High price of shipping caribou frustrates Nunavut woman
Blames NNC for absence of person-to-person country food subsidies

A sign in Iqaluit’s Northmart store shows the new price of a block of cheese shortly after the April 1 launch of Nutrition North Canada. But opposition party candidates, and at least one Pond Inlet woman, say the program is worse than the food mail system it replaced. (PHOTO BY CHRIS WINDEYER)
With the Easter weekend approaching, Leslie Qammaniq just wanted to get some caribou to share with her family in Pond Inlet.
“The caribou [around Pond Inlet} is very far right now,” she said.
So when she saw on Facebook that someone in Coral Harbour was selling whole caribou for $300, she jumped at the chance.
A week after the meat was packed and shipped, Qammaniq is still waiting for tuktu, even though she’s already paid a $290 waybill for shipping, which basically doubled the cost of the meat.
“It’s all based on what load is coming in on the flights from Clyde River to Pond Inlet, so if it’s a full flight, I’m shit out of luck,” she said.
She’s upset with First Air, the airline shipping it, but the real culprit, she said is Nutrition North Canada, the new federal food subsidy program, which Qammaniq said doesn’t do enough to lower the cost of shipping country food and makes it harder to do personal orders.
She said her one of her preferred outlets for personal orders, a retailer in Val d’Or, Quebec, no longer does personal orders.
“I was able to get fresh bagels from the bakery. I can’t have that anymore and the bread that we get locally is usually dry or not as fresh compared to the food mail I used to get and the selection of the meat is a different quality,” she said.
Qammaniq isn’t the only one unhappy with the new program.
Nunavut’s federal candidates traded shots this week over Nutrition North, with Liberal Paul Okalik promising to scrap the new plan and bring back Food Mail.

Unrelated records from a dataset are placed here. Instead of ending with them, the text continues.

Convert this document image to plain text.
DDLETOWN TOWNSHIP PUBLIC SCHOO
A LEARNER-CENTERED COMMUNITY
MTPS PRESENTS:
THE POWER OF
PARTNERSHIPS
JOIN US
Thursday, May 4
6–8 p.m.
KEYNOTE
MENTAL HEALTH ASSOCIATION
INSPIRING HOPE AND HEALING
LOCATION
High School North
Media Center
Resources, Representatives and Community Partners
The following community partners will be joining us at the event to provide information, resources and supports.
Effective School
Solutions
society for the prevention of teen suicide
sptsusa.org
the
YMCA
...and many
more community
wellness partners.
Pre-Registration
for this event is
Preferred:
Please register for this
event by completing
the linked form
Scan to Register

“The Conservative Nutrition North Plan is a made-in-Ottawa disaster. It is a failure because they didn’t listen to the northerners,” Okalik said in a statement.

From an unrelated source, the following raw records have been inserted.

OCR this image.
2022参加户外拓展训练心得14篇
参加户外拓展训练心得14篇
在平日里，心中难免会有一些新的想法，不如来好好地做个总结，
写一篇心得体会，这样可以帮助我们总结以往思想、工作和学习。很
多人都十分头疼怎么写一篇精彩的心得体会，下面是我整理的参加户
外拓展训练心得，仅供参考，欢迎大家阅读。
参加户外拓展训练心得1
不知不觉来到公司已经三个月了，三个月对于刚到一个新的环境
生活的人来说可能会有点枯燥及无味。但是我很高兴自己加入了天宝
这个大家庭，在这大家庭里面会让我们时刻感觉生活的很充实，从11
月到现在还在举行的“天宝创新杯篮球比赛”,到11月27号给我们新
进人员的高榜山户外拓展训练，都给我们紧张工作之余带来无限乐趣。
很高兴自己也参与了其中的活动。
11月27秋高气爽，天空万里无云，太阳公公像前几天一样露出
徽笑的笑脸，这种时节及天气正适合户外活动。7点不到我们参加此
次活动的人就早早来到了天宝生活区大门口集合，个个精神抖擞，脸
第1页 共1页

“In the short term, Liberals will bring back the old food mail program. In the longer term, we will rebuild food mail the right way – by listening to Northerners who use the plan, keeping what is good and modernizing what isn’t.”
Aglukkaq shot back with a statement of her own, saying the Government of Nunavut, when Okalik was premier, demanded Ottawa make changes to the food mail program.

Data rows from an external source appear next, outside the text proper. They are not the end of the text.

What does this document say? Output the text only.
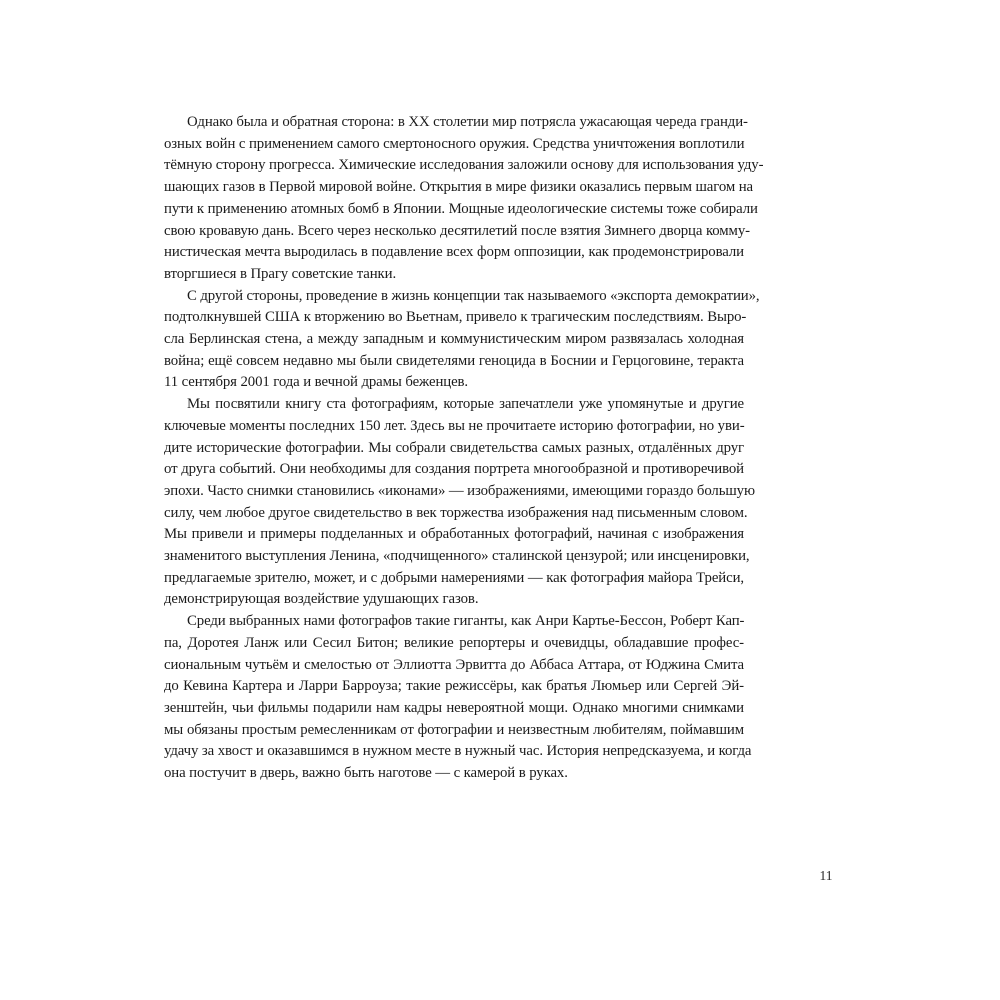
Однако была и обратная сторона: в XX столетии мир потрясла ужасающая череда гранди-
озных войн с применением самого смертоносного оружия. Средства уничтожения воплотили
тёмную сторону прогресса. Химические исследования заложили основу для использования уду-
шающих газов в Первой мировой войне. Открытия в мире физики оказались первым шагом на
пути к применению атомных бомб в Японии. Мощные идеологические системы тоже собирали
свою кровавую дань. Всего через несколько десятилетий после взятия Зимнего дворца комму-
нистическая мечта выродилась в подавление всех форм оппозиции, как продемонстрировали
вторгшиеся в Прагу советские танки.
С другой стороны, проведение в жизнь концепции так называемого «экспорта демократии»,
подтолкнувшей США к вторжению во Вьетнам, привело к трагическим последствиям. Выро-
сла Берлинская стена, а между западным и коммунистическим миром развязалась холодная
война; ещё совсем недавно мы были свидетелями геноцида в Боснии и Герцоговине, теракта
11 сентября 2001 года и вечной драмы беженцев.
Мы посвятили книгу ста фотографиям, которые запечатлели уже упомянутые и другие
ключевые моменты последних 150 лет. Здесь вы не прочитаете историю фотографии, но уви-
дите исторические фотографии. Мы собрали свидетельства самых разных, отдалённых друг
от друга событий. Они необходимы для создания портрета многообразной и противоречивой
эпохи. Часто снимки становились «иконами» — изображениями, имеющими гораздо большую
силу, чем любое другое свидетельство в век торжества изображения над письменным словом.
Мы привели и примеры подделанных и обработанных фотографий, начиная с изображения
знаменитого выступления Ленина, «подчищенного» сталинской цензурой; или инсценировки,
предлагаемые зрителю, может, и с добрыми намерениями — как фотография майора Трейси,
демонстрирующая воздействие удушающих газов.
Среди выбранных нами фотографов такие гиганты, как Анри Картье-Бессон, Роберт Кап-
па, Доротея Ланж или Сесил Битон; великие репортеры и очевидцы, обладавшие профес-
сиональным чутьём и смелостью от Эллиотта Эрвитта до Аббаса Аттара, от Юджина Смита
до Кевина Картера и Ларри Барроуза; такие режиссёры, как братья Люмьер или Сергей Эй-
зенштейн, чьи фильмы подарили нам кадры невероятной мощи. Однако многими снимками
мы обязаны простым ремесленникам от фотографии и неизвестным любителям, поймавшим
удачу за хвост и оказавшимся в нужном месте в нужный час. История непредсказуема, и когда
она постучит в дверь, важно быть наготове — с камерой в руках.
11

She said the program has encouraged competition amongst airlines, eliminated mandatory access points, covers country food and personal orders and features an advisory board made up of northerners.
“Our challenge now is to make sure that the Nutrition North Canada program works effectively in all regions, not to go back to an old, flawed program which Liberal candidate Paul Okalik, the Nunavut Government, mayors, as well as other organizations, demanded be changed,” Aglukkaq said in a statement.
New Democrat Jack Hicks said April 8 that Nutrition North “is a corporate gift to northern Canada’s largest retailers at the expense of everyone else.
“The structure of the program hands two large companies a tremendous advantage, given their buying power with both suppliers and air carriers. It disadvantages both small retailers in the North and individuals who want to purchase food from other suppliers in the South.”
Hicks also slammed the North West Co., releasing information from a shareholders circular detailing executive salaries at the publicly-traded company.
President Edward Kennedy made $2.7 million in 2009, while vice president and chief financial officer Leo Charrière took home $849,000 and Michael McMullen, the vice-president responsible for the North, raked in $756,000.
Hicks said such salaries are made on the backs of Nunavut families.